O pensamento em favor de um olhar menos distante aos animais também é uma consequência natural do darwinismo. O gorila não é da sua espécie meramente porque não pode haver fluxo genético entre você e o gorila. Mas entre você e o gorila há um antepassado comum - se todos descendentes desse antepassado fossem repentinamente trazidos de volta à vida, todos seriam da mesma espécie, inclusive você e o gorila. E o aconteceria então? O gorila ficaria superior? Não - apenas estaria claro que não há nada de fundamentalmente diferente entre você e o gorila: entre você e o gorila haveria uma sequência de indivíduos gradualmente diferentes entre si, e você não poderia estabelecer um critério de quem é superior e quem é inferior.
Além desses argumentos racionais, a discussão repousa antes de tudo na mera empatia - não falhasse a empatia, esses argumentos não seriam necessários, como não são necessários grandes argumentos para falar que têm dignidade equivalente o pagão e o cristão, o romano e o bárbaro, o nobre e o plebeu, o homem livre o o escravo, e por aí vai, qualquer impressão de superioridade intrínseca de um em relação ao outro é uma ilusão e repousa em preconceitos socialmente adquiridos.
Será esse o caso do gorila e do homem? Coloquemos, em um experimento mental, lado a lado um homem e um gorila, e deixemos de lado quaisquer elucubrações sobre os méritos dos parentes desses indivíduos, sobre suas capacidades intelectuais, sobre sua beleza, ou sobre qualquer outra coisa que não venha ao caso... analisemos o que aqueles indivíduos são em si mesmos, sua natureza em seu sentido mais intrínseco, natureza esta que estaria ali na nossa frente, em toda sua composição material e espiritual - se estiver despido de preconceitos, dificilmente você conseguiria intuir uma diferença gritante de um em relação ao outro em matéria de dignidade. É só imaginar um E.T. tendo que fazer essa análise, e, para facilitar ainda mais, o exemplar de homem em questão tendo alguma deficiência mental, ou o E.T. analisando recém-nascidos gorilas e humanos - decerto essas condições não prejudicarão o experimento mental, já que a dignidade humana não é menor em deficientes e recém-nascidos.
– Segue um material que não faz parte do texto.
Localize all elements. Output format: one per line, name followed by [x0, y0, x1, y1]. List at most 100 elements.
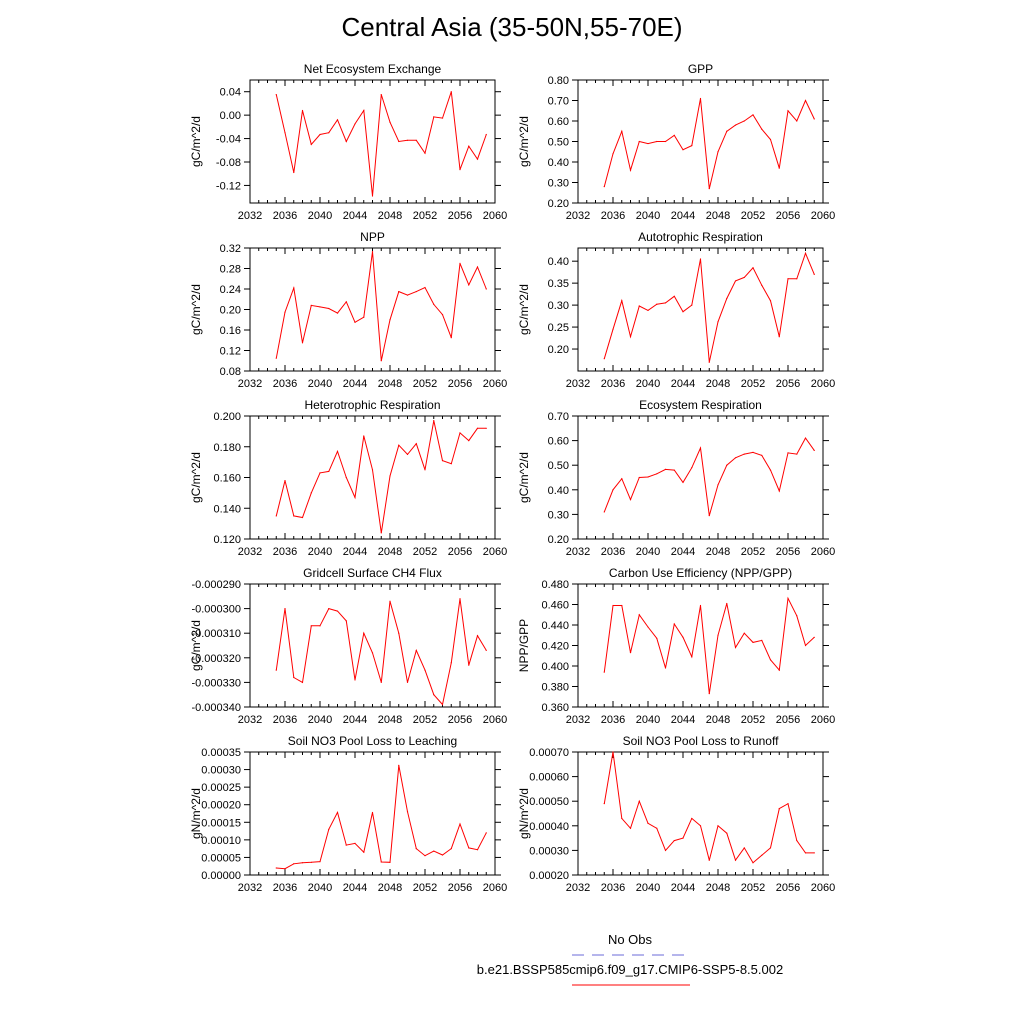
x-tick-label: 2060 — [811, 378, 835, 390]
data-point — [699, 825, 702, 827]
y-tick-label: 0.140 — [213, 503, 241, 515]
y-tick-label: 0.00025 — [201, 782, 241, 794]
data-point — [796, 278, 798, 280]
data-point — [629, 169, 632, 171]
data-point — [398, 290, 400, 293]
data-point — [691, 145, 693, 147]
data-point — [691, 304, 693, 306]
data-point — [441, 314, 444, 316]
data-point — [603, 671, 605, 673]
data-point — [761, 854, 763, 856]
y-axis-label: gN/m^2/d — [517, 788, 531, 839]
data-point — [433, 420, 435, 422]
y-tick-label: 0.00010 — [201, 835, 241, 847]
x-tick-label: 2036 — [601, 546, 625, 558]
data-point — [406, 294, 409, 296]
panel-heterotrophic-respiration: Heterotrophic Respiration gC/m^2/d 2032 203… — [189, 398, 507, 558]
data-point — [813, 273, 815, 275]
data-point — [468, 847, 470, 849]
y-tick-label: 0.420 — [541, 641, 569, 653]
series-line-0 — [603, 596, 815, 694]
data-point — [415, 443, 417, 445]
data-point — [761, 128, 763, 130]
data-point — [708, 188, 710, 190]
data-point — [638, 614, 640, 616]
data-point — [638, 140, 640, 143]
x-tick-label: 2044 — [671, 714, 695, 726]
data-point — [813, 449, 815, 452]
data-point — [752, 641, 754, 644]
data-point — [804, 852, 807, 854]
y-tick-label: 0.20 — [548, 534, 569, 546]
data-point — [354, 123, 356, 125]
data-point — [787, 597, 789, 599]
y-tick-label: 0.360 — [541, 702, 569, 714]
data-point — [796, 615, 798, 617]
data-point — [415, 139, 417, 141]
data-point — [389, 861, 391, 863]
y-tick-label: 0.00005 — [201, 852, 241, 864]
data-point — [778, 807, 780, 810]
data-point — [301, 109, 304, 112]
data-point — [787, 452, 789, 454]
data-point — [284, 132, 286, 134]
data-point — [345, 476, 347, 479]
y-tick-label: 0.00015 — [201, 817, 241, 829]
series-points — [275, 250, 487, 362]
data-point — [804, 644, 807, 647]
plot-frame — [577, 583, 824, 708]
x-tick-label: 2040 — [636, 714, 660, 726]
y-tick-label: 0.32 — [220, 243, 241, 255]
data-point — [621, 817, 623, 820]
x-tick-label: 2060 — [483, 210, 507, 222]
x-tick-label: 2044 — [343, 882, 367, 894]
data-point — [328, 132, 330, 134]
data-point — [406, 811, 409, 813]
data-point — [647, 476, 649, 478]
y-tick-label: 0.480 — [541, 579, 569, 591]
y-tick-label: 0.460 — [541, 600, 569, 612]
data-point — [293, 515, 295, 517]
y-axis-label: gC/m^2/d — [189, 284, 203, 335]
x-tick-label: 2060 — [811, 546, 835, 558]
y-tick-label: 0.380 — [541, 682, 569, 694]
y-tick-label: 0.00030 — [201, 765, 241, 777]
y-tick-label: -0.000330 — [191, 677, 241, 689]
data-point — [638, 305, 640, 307]
x-tick-label: 2056 — [776, 378, 800, 390]
y-tick-label: 0.25 — [548, 322, 569, 334]
data-point — [433, 850, 435, 852]
data-point — [275, 669, 277, 671]
data-point — [734, 859, 737, 861]
data-point — [769, 847, 772, 849]
data-point — [398, 140, 400, 143]
x-tick-label: 2056 — [448, 882, 472, 894]
panel-title: Soil NO3 Pool Loss to Leaching — [288, 734, 457, 748]
data-point — [380, 681, 382, 684]
y-tick-label: 0.00020 — [529, 870, 569, 882]
panel-title: Autotrophic Respiration — [638, 230, 763, 244]
panel-carbon-use-efficiency-npp-gpp: Carbon Use Efficiency (NPP/GPP) NPP/GPP 20… — [517, 566, 835, 726]
x-tick-label: 2048 — [378, 546, 402, 558]
data-point — [682, 149, 684, 151]
data-point — [612, 751, 614, 753]
data-point — [708, 515, 710, 517]
data-point — [319, 133, 321, 136]
data-point — [717, 484, 719, 486]
data-point — [682, 481, 684, 484]
panel-net-ecosystem-exchange: Net Ecosystem Exchange gC/m^2/d 2032 2036 20… — [189, 62, 507, 222]
x-tick-label: 2056 — [776, 546, 800, 558]
plot-frame — [577, 415, 824, 540]
series-line-0 — [603, 251, 815, 363]
y-tick-label: 0.30 — [548, 178, 569, 190]
data-point — [752, 114, 754, 116]
y-tick-label: 0.00000 — [201, 870, 241, 882]
y-axis-label: gC/m^2/d — [517, 116, 531, 167]
x-tick-label: 2032 — [238, 546, 262, 558]
data-point — [293, 676, 295, 679]
y-axis-label: gC/m^2/d — [189, 452, 203, 503]
y-tick-label: 0.40 — [548, 157, 569, 169]
data-point — [647, 822, 649, 824]
data-point — [310, 625, 312, 627]
y-tick-label: 0.70 — [548, 96, 569, 108]
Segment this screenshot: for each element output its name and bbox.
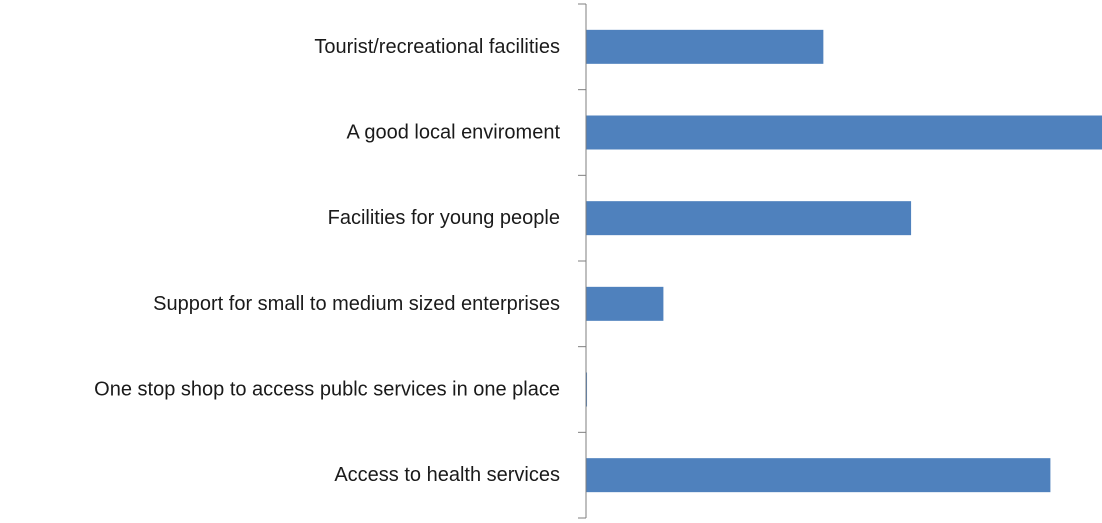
- category-labels: Tourist/recreational facilities A good lo…: [94, 36, 560, 486]
- bar-a-good-local-enviroment: [586, 115, 1102, 150]
- bar-support-for-small-to-medium-sized-enterprises: [586, 286, 664, 321]
- category-label-support-for-small-to-medium-sized-enterprises: Support for small to medium sized enterp…: [153, 293, 560, 315]
- bar-facilities-for-young-people: [586, 201, 912, 236]
- bars-layer: [586, 29, 1102, 493]
- category-label-access-to-health-services: Access to health services: [334, 464, 560, 486]
- category-label-facilities-for-young-people: Facilities for young people: [328, 207, 560, 229]
- bar-access-to-health-services: [586, 458, 1051, 493]
- category-label-one-stop-shop-to-access-publc-services-in-one-place: One stop shop to access publc services i…: [94, 379, 560, 401]
- category-label-tourist-recreational-facilities: Tourist/recreational facilities: [314, 36, 560, 58]
- category-axis: [578, 3, 587, 519]
- bar-one-stop-shop-to-access-publc-services-in-one-place: [586, 372, 588, 407]
- bar-tourist-recreational-facilities: [586, 29, 824, 64]
- category-label-a-good-local-enviroment: A good local enviroment: [347, 122, 561, 144]
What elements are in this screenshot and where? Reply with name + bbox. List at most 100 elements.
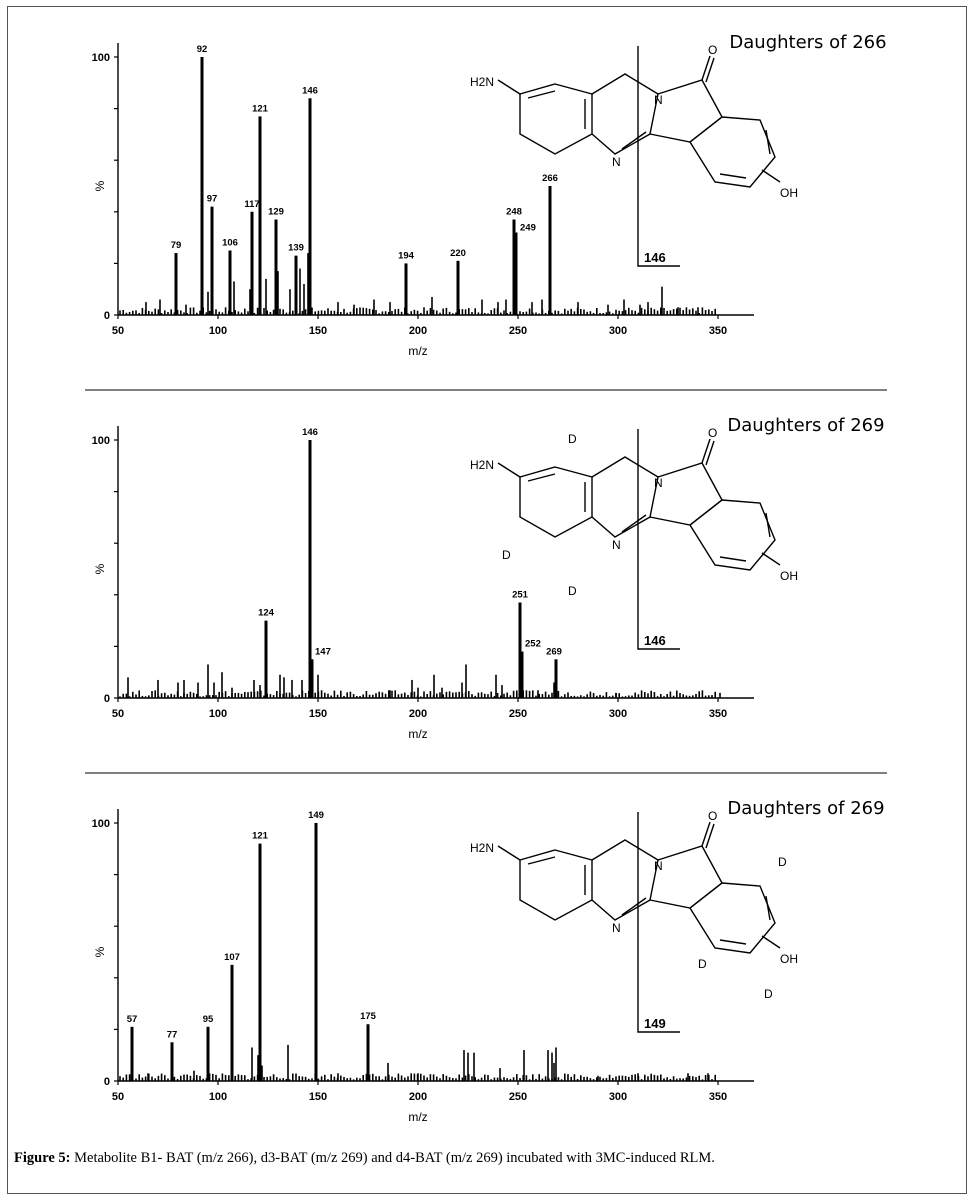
- spectrum-panel: 0 100% 50 100 150 200 250 300 350 m/z 124 146 147 251…: [92, 415, 885, 741]
- phenol-ring: [689, 882, 776, 954]
- double-bond: [765, 895, 771, 921]
- peak-label: 251: [512, 590, 529, 601]
- double-bond: [719, 939, 747, 945]
- peak-label: 121: [252, 831, 269, 842]
- carbonyl-bond: [701, 55, 711, 81]
- peak-label: 139: [288, 243, 304, 254]
- deuterium-label: D: [764, 987, 773, 1001]
- spectrum-panel: 0 100% 50 100 150 200 250 300 350 m/z 79 92 97 106 117…: [92, 32, 887, 358]
- peak-label: 266: [542, 173, 558, 184]
- carbonyl-bond: [705, 823, 715, 849]
- x-axis-label: m/z: [408, 344, 427, 358]
- double-bond: [527, 473, 556, 482]
- hydroxyl-label: OH: [780, 569, 798, 583]
- nitrogen-label: N: [654, 476, 663, 490]
- amine-label: H2N: [470, 458, 494, 472]
- double-bond: [765, 129, 771, 155]
- oxygen-label: O: [708, 426, 717, 440]
- amine-bond: [497, 462, 521, 478]
- nitrogen-label: N: [612, 155, 621, 169]
- fragment-label: 149: [644, 1016, 666, 1031]
- carbonyl-bond: [701, 821, 711, 847]
- x-tick-label: 50: [112, 708, 124, 720]
- hydroxyl-bond: [761, 552, 781, 566]
- peak-label: 107: [224, 952, 240, 963]
- x-axis-label: m/z: [408, 1110, 427, 1124]
- nitrogen-label: N: [612, 921, 621, 935]
- hydroxyl-label: OH: [780, 186, 798, 200]
- double-bond: [765, 512, 771, 538]
- oxygen-label: O: [708, 43, 717, 57]
- y-tick-label: 0: [104, 310, 110, 322]
- x-tick-label: 350: [709, 1091, 727, 1103]
- double-bond: [621, 514, 647, 533]
- hydroxyl-label: OH: [780, 952, 798, 966]
- deuterium-label: D: [698, 957, 707, 971]
- double-bond: [719, 173, 747, 179]
- peak-label: 269: [546, 646, 562, 657]
- x-tick-label: 250: [509, 1091, 527, 1103]
- x-tick-label: 100: [209, 1091, 227, 1103]
- x-tick-label: 50: [112, 1091, 124, 1103]
- nitrogen-label: N: [654, 93, 663, 107]
- nitrogen-label: N: [612, 538, 621, 552]
- oxygen-label: O: [708, 809, 717, 823]
- peak-label: 147: [315, 646, 331, 657]
- x-tick-label: 350: [709, 708, 727, 720]
- molecule-structure: H2N O N N OH 146 D D D: [470, 426, 798, 650]
- caption-text: Metabolite B1- BAT (m/z 266), d3-BAT (m/…: [70, 1150, 715, 1166]
- figure-caption: Figure 5: Metabolite B1- BAT (m/z 266), …: [14, 1150, 715, 1167]
- peak-label: 124: [258, 608, 275, 619]
- fragment-cut-line: [637, 812, 680, 1033]
- fragment-cut-line: [637, 429, 680, 650]
- y-tick-label: 100: [92, 52, 110, 64]
- y-tick-label: 100: [92, 435, 110, 447]
- peak-label: 77: [167, 1029, 178, 1040]
- x-tick-label: 150: [309, 325, 327, 337]
- caption-label: Figure 5:: [14, 1150, 71, 1166]
- x-tick-label: 300: [609, 708, 627, 720]
- phenol-ring: [689, 116, 776, 188]
- hydroxyl-bond: [761, 169, 781, 183]
- double-bond: [621, 897, 647, 916]
- x-tick-label: 200: [409, 325, 427, 337]
- x-tick-label: 150: [309, 708, 327, 720]
- x-axis-label: m/z: [408, 727, 427, 741]
- double-bond: [621, 131, 647, 150]
- y-axis-label: %: [93, 946, 107, 957]
- double-bond: [719, 556, 747, 562]
- x-tick-label: 150: [309, 1091, 327, 1103]
- y-axis-label: %: [93, 563, 107, 574]
- peak-label: 146: [302, 427, 318, 438]
- pyrrolone-ring: [649, 845, 723, 909]
- deuterium-label: D: [568, 432, 577, 446]
- double-bond: [527, 856, 556, 865]
- peak-label: 252: [525, 639, 541, 650]
- amine-bond: [497, 79, 521, 95]
- peak-label: 97: [207, 194, 218, 205]
- peak-label: 220: [450, 248, 466, 259]
- x-tick-label: 50: [112, 325, 124, 337]
- pyrrolone-ring: [649, 79, 723, 143]
- nitrogen-label: N: [654, 859, 663, 873]
- x-tick-label: 100: [209, 325, 227, 337]
- panel-title: Daughters of 269: [727, 415, 884, 436]
- peak-label: 57: [127, 1014, 138, 1025]
- peak-label: 92: [197, 44, 208, 55]
- peak-label: 79: [171, 240, 182, 251]
- panel-title: Daughters of 269: [727, 798, 884, 819]
- pyrrolone-ring: [649, 462, 723, 526]
- peak-label: 194: [398, 250, 415, 261]
- amine-label: H2N: [470, 841, 494, 855]
- deuterium-label: D: [568, 584, 577, 598]
- x-tick-label: 300: [609, 1091, 627, 1103]
- double-bond: [527, 90, 556, 99]
- pyrimidine-ring: [591, 839, 659, 921]
- fragment-label: 146: [644, 250, 666, 265]
- x-tick-label: 200: [409, 708, 427, 720]
- x-tick-label: 250: [509, 325, 527, 337]
- peak-label: 106: [222, 238, 238, 249]
- x-tick-label: 100: [209, 708, 227, 720]
- figure-frame: [7, 6, 967, 1194]
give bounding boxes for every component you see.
Eu justificaria a morte do gorila do zoológico mais ou menos como aquilo que aconteceu em A Guerra dos Mundos: para garantir a segurança de sua filha, o personagem de Tom Cruise teve que matar um cara que estava pirando e atraindo ameaças. Ainda que o cara não seja culpado pelo perigo que causava, e ainda que ele pudesse tranquilizar-se no instante seguinte e não mais trazer perigo, o risco é muito grande e sua morte torna-se moralmente plausível. Mas repare que o argumento não envolve superioridade ou inferioridade, trata-se apenas da nossa tendência de proteger nossos parentes mais próximos.